AUSTIN (KXAN) -- Austin Mayor Steve Adler announced he will not participate in this year's Veterans Day Parade, held Saturday on Congress Avenue, because some groups signed up to march will be carrying the Confederate flag.
"Veterans Day should only be about honoring United States Military Veterans," Adler said in a statement Thursday morning. "Symbols of racism, Civil War secession, and white supremacy should not be forgotten or erased, but they need to be remembered and studied in museums and classrooms not cheered and applauded in parades."
Adler went on to say the parade, which is coordinated by volunteer organizers, will not allow the Confederate battle flag this year, which is seen as a symbol of racism. The mayor said the parade committee will still allow the carrying of the official Confederate flag, however. The first official flag of the Confederacy has two horizontal red stripes and one white horizontal strip along with seven stars in a blue box.
"I appreciate that step in the right direction, but for me it does not go far enough," Adler wrote.
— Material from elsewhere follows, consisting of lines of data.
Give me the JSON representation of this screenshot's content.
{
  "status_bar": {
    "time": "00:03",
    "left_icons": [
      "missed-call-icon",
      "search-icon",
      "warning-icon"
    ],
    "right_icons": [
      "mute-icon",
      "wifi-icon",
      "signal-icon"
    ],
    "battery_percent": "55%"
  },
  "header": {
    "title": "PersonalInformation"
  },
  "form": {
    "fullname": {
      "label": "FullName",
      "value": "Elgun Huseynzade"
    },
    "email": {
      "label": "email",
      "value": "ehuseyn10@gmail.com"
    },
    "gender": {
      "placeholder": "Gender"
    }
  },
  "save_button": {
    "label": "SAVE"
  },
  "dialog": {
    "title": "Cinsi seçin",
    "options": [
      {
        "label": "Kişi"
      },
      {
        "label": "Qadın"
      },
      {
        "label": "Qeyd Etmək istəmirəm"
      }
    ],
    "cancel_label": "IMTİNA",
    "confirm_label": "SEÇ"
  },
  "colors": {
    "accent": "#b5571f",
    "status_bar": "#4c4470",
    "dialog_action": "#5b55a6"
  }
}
In lieu of marching in the parade, Adler plans to volunteer at the Central Texas Food Bank Saturday. He says he will honor veterans there because the nonprofit serves a large number of local veterans. He says he'll also write thank you notes to men and women who have served, to be delivered by the local VA.
"This was a hard choice, because I would very much like to be able to be part of the parade, because I want to honor veterans," Adler said, adding, "I'm really happy and excited that there are other ways for me to honor the veterans."
Adler stressed his decision was made due to personal conviction and doesn't represent a city stance. However, some veterans say it feels like a blow, coming from a city official.
"This is his opportunity to be the better guy," said Army veteran Michael Cargill, who served for more than a decade. "He is the mayor of the city of Austin, a great city, and this is his chance to say, 'you know what, I'm going to put my differences aside, and I'm going to go there. I'm going to let them know that I dislike what they're doing, but I'm still going to stand up for the veterans.'"
The Veterans Day Parade Committee released a statement about the mayor's planned absence, saying in part:
"The Committee understands that some in our community consider the Confederate battle flag as a negative symbol and therefore voted unanimously to ban the flag from the parade. The Committee's focus is to honor our veterans by including as many veterans as possible and create a safe environment for the parade."
The statement went on to say: "The Committee appreciates the city of Austin's support and contributions to the Austin Veterans Day Parade and acknowledges that without the city's support, this parade couldn't happen."
The sheriff of Williamson County took to social media to blast Adler on his decision to not attend the parade. Sheriff Robert Chody started his post by saying "Shame on you, @MayorAdler!" Chody says he's "offended" that Adler would allow a "small group dictacte the true meaning of the intent of the parade." Chody ends his message by asking the mayor to reconsider.
The city still plans to waive street closure fees for the parade's organizers, as it has in years past. City agencies such as the Austin police and fire departments will also still participate in the parade.
The parade will begin at 9 a.m. Saturday and a ceremony will follow the parade at 11 a.m.